I didn't enter any batches I made prior to buying the software.  You can keep that separate on a date base sheet.  For me that was simpler.


----------



## tbeck3579

Woo hoo, this post is number 50 :wave: I don't sell soap like the pro's here, I'm making soap for the Church fall festival and they are selling it.  Because I have never priced out the cost of the soap I make and needed to estimate what the church should sell a bar of soap for I downloaded a free Excel sheet.  Apple users may have Excel?  Somebody already did the formulas which is the most time consuming part of crunching numbers in Excel.  It sure isn't the "pro" solution, but it works.  I got it from the Soap 101 "pricing soap" video here:  [ame="https://www.youtube.com/watch?v=FqVNU9eN9DU"]Youtube video [/ame]

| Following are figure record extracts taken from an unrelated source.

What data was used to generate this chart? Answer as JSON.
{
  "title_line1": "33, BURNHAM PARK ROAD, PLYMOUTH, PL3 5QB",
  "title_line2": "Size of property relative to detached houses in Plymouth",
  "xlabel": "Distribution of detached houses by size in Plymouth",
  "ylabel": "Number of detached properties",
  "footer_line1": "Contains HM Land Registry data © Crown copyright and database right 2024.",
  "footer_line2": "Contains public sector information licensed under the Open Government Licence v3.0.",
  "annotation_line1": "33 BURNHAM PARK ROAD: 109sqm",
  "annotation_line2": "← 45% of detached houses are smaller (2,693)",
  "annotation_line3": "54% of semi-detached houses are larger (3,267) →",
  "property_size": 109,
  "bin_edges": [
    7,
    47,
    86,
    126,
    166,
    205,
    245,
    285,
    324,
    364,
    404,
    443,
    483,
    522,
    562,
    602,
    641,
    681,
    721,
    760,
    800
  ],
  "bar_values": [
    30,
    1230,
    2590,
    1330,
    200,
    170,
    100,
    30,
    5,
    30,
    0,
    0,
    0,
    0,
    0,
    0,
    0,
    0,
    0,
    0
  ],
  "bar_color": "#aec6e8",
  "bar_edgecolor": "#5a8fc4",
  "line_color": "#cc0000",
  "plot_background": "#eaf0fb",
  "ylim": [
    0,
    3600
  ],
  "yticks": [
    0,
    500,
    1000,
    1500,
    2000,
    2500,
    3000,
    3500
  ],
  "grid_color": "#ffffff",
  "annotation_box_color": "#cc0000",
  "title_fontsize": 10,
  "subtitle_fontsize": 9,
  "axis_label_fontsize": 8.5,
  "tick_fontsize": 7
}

The Excel cost calculator link is here (it's old but works with Excel 2010):  Excel Spreadsheet


----------



## not_ally

Teresa, completely off-topic, but I really like your sign-off line.


----------



## Dahila

I know it is old thread, but I have question.  Can you put everything there, water, lye ,  additives and will it give you the percentage of it?  In Canada we need to fill Cosmetic Notification  form and everything must be in grams (metric) and in percentage,  Everything that goes into soap, when making one...


----------



## spenny92

Dahila said:


> I know it is old thread, but I have question.  Can you put everything there, water, lye ,  additives and will it give you the percentage of it?  In Canada we need to fill Cosmetic Notification  form and everything must be in grams (metric) and in percentage,  Everything that goes into soap, when making one...



Yes, it gives you the percentages of everything you enter into the recipe, and you can set it to grams.


----------



## Dahila

spenny thank you so much)


----------



## Dorymae

When setting up the program the first thing you do is put in all invoices you have for all ingredients, packing materials, etc. now the program knows what things cost. 

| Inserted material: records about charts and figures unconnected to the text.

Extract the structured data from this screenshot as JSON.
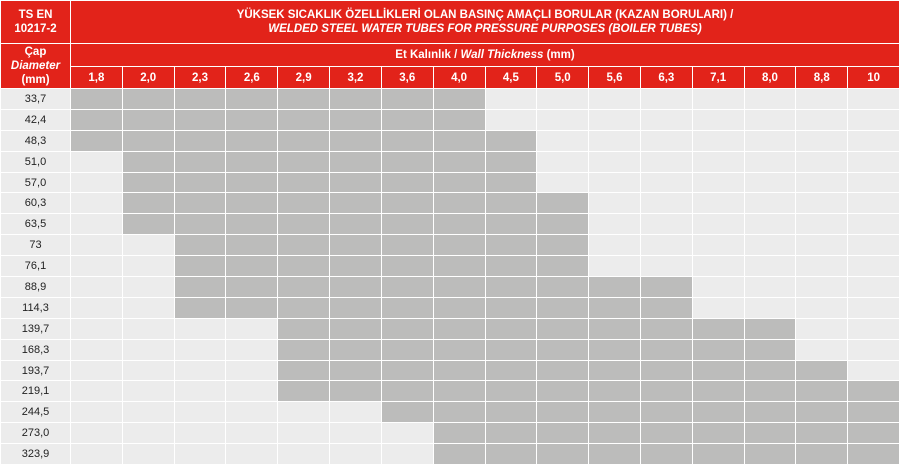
{
  "header": {
    "standard_line1": "TS EN",
    "standard_line2": "10217-2",
    "title_tr": "YÜKSEK SICAKLIK ÖZELLİKLERİ OLAN BASINÇ AMAÇLI BORULAR (KAZAN BORULARI) /",
    "title_en": "WELDED STEEL WATER TUBES FOR PRESSURE PURPOSES (BOILER TUBES)",
    "diameter_tr": "Çap",
    "diameter_en": "Diameter",
    "diameter_unit": "(mm)",
    "thickness_tr": "Et Kalınlık /",
    "thickness_en": "Wall Thickness",
    "thickness_unit": "(mm)"
  },
  "colors": {
    "header": "#e2231a",
    "available": "#bcbcbb",
    "empty": "#ececec"
  },
  "thicknesses": [
    "1,8",
    "2,0",
    "2,3",
    "2,6",
    "2,9",
    "3,2",
    "3,6",
    "4,0",
    "4,5",
    "5,0",
    "5,6",
    "6,3",
    "7,1",
    "8,0",
    "8,8",
    "10"
  ],
  "rows": [
    {
      "diameter": "33,7",
      "from": "1,8",
      "to": "4,0"
    },
    {
      "diameter": "42,4",
      "from": "1,8",
      "to": "4,0"
    },
    {
      "diameter": "48,3",
      "from": "1,8",
      "to": "4,5"
    },
    {
      "diameter": "51,0",
      "from": "2,0",
      "to": "4,5"
    },
    {
      "diameter": "57,0",
      "from": "2,0",
      "to": "4,5"
    },
    {
      "diameter": "60,3",
      "from": "2,0",
      "to": "5,0"
    },
    {
      "diameter": "63,5",
      "from": "2,0",
      "to": "5,0"
    },
    {
      "diameter": "73",
      "from": "2,3",
      "to": "5,0"
    },
    {
      "diameter": "76,1",
      "from": "2,3",
      "to": "5,0"
    },
    {
      "diameter": "88,9",
      "from": "2,3",
      "to": "6,3"
    },
    {
      "diameter": "114,3",
      "from": "2,3",
      "to": "6,3"
    },
    {
      "diameter": "139,7",
      "from": "2,9",
      "to": "8,0"
    },
    {
      "diameter": "168,3",
      "from": "2,9",
      "to": "8,0"
    },
    {
      "diameter": "193,7",
      "from": "2,9",
      "to": "8,8"
    },
    {
      "diameter": "219,1",
      "from": "2,9",
      "to": "10"
    },
    {
      "diameter": "244,5",
      "from": "3,6",
      "to": "10"
    },
    {
      "diameter": "273,0",
      "from": "4,0",
      "to": "10"
    },
    {
      "diameter": "323,9",
      "from": "4,0",
      "to": "10"
    }
  ]
}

Next you adjust your inventory to what you have now. Next you add all your recipes, including your packaging. 

Now inventory all products you have and "make" those recipes without taking the products from your stock. ( there is a check box). Adjust your quantities  to what you have on hand. 

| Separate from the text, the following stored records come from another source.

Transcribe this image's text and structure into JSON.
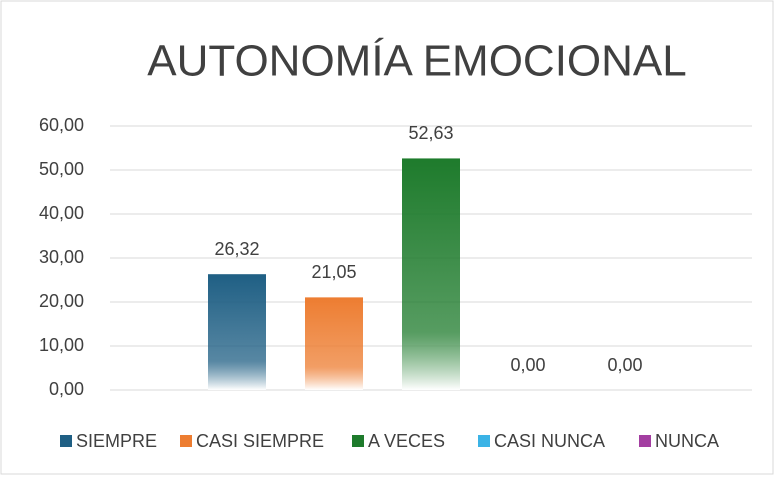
{
  "chart_data": {
    "type": "bar",
    "title": "AUTONOMÍA EMOCIONAL",
    "categories": [
      null
    ],
    "series": [
      {
        "name": "SIEMPRE",
        "color": "#1f5f84",
        "values": [
          26.32
        ],
        "value_labels": [
          "26,32"
        ]
      },
      {
        "name": "CASI SIEMPRE",
        "color": "#ed7d31",
        "values": [
          21.05
        ],
        "value_labels": [
          "21,05"
        ]
      },
      {
        "name": "A VECES",
        "color": "#1e7b2c",
        "values": [
          52.63
        ],
        "value_labels": [
          "52,63"
        ]
      },
      {
        "name": "CASI NUNCA",
        "color": "#3bb3e6",
        "values": [
          0
        ],
        "value_labels": [
          "0,00"
        ]
      },
      {
        "name": "NUNCA",
        "color": "#a33ea1",
        "values": [
          0
        ],
        "value_labels": [
          "0,00"
        ]
      }
    ],
    "ylim": [
      0,
      60
    ],
    "yticks": [
      {
        "value": 0,
        "label": "0,00"
      },
      {
        "value": 10,
        "label": "10,00"
      },
      {
        "value": 20,
        "label": "20,00"
      },
      {
        "value": 30,
        "label": "30,00"
      },
      {
        "value": 40,
        "label": "40,00"
      },
      {
        "value": 50,
        "label": "50,00"
      },
      {
        "value": 60,
        "label": "60,00"
      }
    ],
    "grid": true,
    "legend": "bottom"
  }
}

From this point forth, you simply enter all invoices, make all recipes (using inventory) and do a formal inventory once per year to adjust. 

This takes care of your inventory side of the program.


----------



## Numbers

I just purchased the program. After reading all the reviews I decided to try it. I’m excited to get started!


----------



## jcandleattic

Numbers said:


> I just purchased the program. After reading all the reviews I decided to try it. I’m excited to get started!


This is a 3 year old post, so if you have specific questions once you download it, you might want to start a new thread, as most people don't come to posts this old.


----------